Partir de la maison requérait plus de valises que je ne pensais… Et nous n'avions pris que le simple minimum ! Angie n'aimait pas vraiment la mode mais faisait partie des filles qui ont un goût vestimentaire prononcé et je crois que je n'ai jamais vu quelqu'un préparer sa valise autant de temps à l'avance ! Elle avait tellement de fringues qu'elle dut faire un pré choix, puis un second choix et enfin un choix final… Durée de tout ça ? Deux mois ! Une vraie catastrophe…

Je riais à cette pensée.

- « Bon au lieu de rire toute seule tu pourrais pas avancer avec ta valise Bells. Encore une fois on va rater notre avion ! »

- « Arrêtes un peu de ronchonner ça va te donner des rides Angie ! »

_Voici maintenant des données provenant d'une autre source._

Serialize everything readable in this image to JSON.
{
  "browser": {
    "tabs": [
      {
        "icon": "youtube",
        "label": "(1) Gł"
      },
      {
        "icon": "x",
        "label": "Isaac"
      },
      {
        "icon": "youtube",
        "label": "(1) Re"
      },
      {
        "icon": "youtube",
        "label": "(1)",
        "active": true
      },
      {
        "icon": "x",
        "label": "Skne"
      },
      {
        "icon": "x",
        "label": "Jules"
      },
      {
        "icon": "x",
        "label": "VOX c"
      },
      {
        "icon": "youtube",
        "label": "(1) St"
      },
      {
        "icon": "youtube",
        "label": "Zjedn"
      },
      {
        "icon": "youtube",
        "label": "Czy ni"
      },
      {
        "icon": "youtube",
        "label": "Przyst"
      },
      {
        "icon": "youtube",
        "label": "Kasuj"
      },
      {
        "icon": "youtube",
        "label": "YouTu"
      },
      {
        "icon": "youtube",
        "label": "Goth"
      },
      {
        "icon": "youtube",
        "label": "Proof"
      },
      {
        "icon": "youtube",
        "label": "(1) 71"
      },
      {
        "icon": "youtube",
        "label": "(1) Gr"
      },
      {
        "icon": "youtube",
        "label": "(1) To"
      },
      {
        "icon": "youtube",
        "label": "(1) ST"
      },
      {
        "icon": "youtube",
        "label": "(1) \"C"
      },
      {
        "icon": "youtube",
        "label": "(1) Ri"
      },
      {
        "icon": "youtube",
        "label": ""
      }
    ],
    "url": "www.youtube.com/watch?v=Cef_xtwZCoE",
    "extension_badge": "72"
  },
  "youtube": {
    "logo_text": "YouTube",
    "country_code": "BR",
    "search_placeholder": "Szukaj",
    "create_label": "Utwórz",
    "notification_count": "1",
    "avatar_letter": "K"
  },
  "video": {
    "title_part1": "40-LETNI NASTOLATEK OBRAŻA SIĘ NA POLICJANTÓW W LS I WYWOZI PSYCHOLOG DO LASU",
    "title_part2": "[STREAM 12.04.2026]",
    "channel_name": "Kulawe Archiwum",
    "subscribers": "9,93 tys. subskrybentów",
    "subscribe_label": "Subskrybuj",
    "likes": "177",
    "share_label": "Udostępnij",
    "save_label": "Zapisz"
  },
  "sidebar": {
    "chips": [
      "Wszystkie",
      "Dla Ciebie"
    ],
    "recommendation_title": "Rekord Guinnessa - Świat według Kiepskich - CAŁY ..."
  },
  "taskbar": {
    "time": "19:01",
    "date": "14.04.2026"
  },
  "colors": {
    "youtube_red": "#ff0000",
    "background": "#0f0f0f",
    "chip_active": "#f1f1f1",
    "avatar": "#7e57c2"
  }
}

Nous nous mîmes à rire et continuions notre bousculade jusqu'à l'entrée de l'aéroport. Soudain comme frappée par la réalité, je réalisais que mon destin se jouait ici. Un peu comme un pressentiment bizarre. J'avais la tête qui tournait, le ventre à l'envers. Angela ne s'en rendit pas compte, ni même ma mère. Personne ne savait vraiment ce que je ressentais à ce moment précis à par ma grande sœur, Victoria. Elle n'était pas vraiment ma sœur, juste la fille adoptive de Phil, mais quelque chose de profond s'était instauré entre nous. Victoria pouvait être la pire des garces, comme dirait maman, « plus méchante tu meurs ». Cependant si on s'attardait un peu sous la carapace, on voyait juste que Victoria avait mal à cause de la mort de sa mère. De plus s'être retrouvée avec Phil qui n'était que son beau-père avait rendu la sentence plus lourde, moins vivable. J'avais tout de suite vu rouge quand elle était venue vers moi la première fois. Elle était plus vieille de trois ans et avait l'allure d'une top model rousse, sorte de tigresse sortie d'un magazine de mode alors que mon petit physique banal me trahissait. Nous nous étions détestées puis un soir elle m'avait entendue pleurer à cause de mon père, une fois encore, et là tout avait changé. Elle était la grande sœur que j'aurais voulue avoir, celle qui me comprenait mais qui me remettait dans le droit chemin à chaque occasion. C'est elle qui m'avait inscrite à Columbia avec l'aide d'Angela. Elle voulait que je quitte Phoenix, le soleil et surtout que j'arrête mes incartades à Los Angeles… Enfin mes tentatives d'incartades. « Il faut que tu arrêtes de te torturer avec ce rêve de rencontre petite sœur ! Edward n'est pas fait pour toi, il ne te mérite pas et en plus il ne se lave pas ! » Elle disait toujours ça à moitié morte de rire, à moitié sérieuse. Sauf que moi j'avais rien demandé si le comédien le plus beau de toute la planète me poursuivait. Nan parce que c'était le cas. Ce mec voulait ma mort ! Il me suivait partout !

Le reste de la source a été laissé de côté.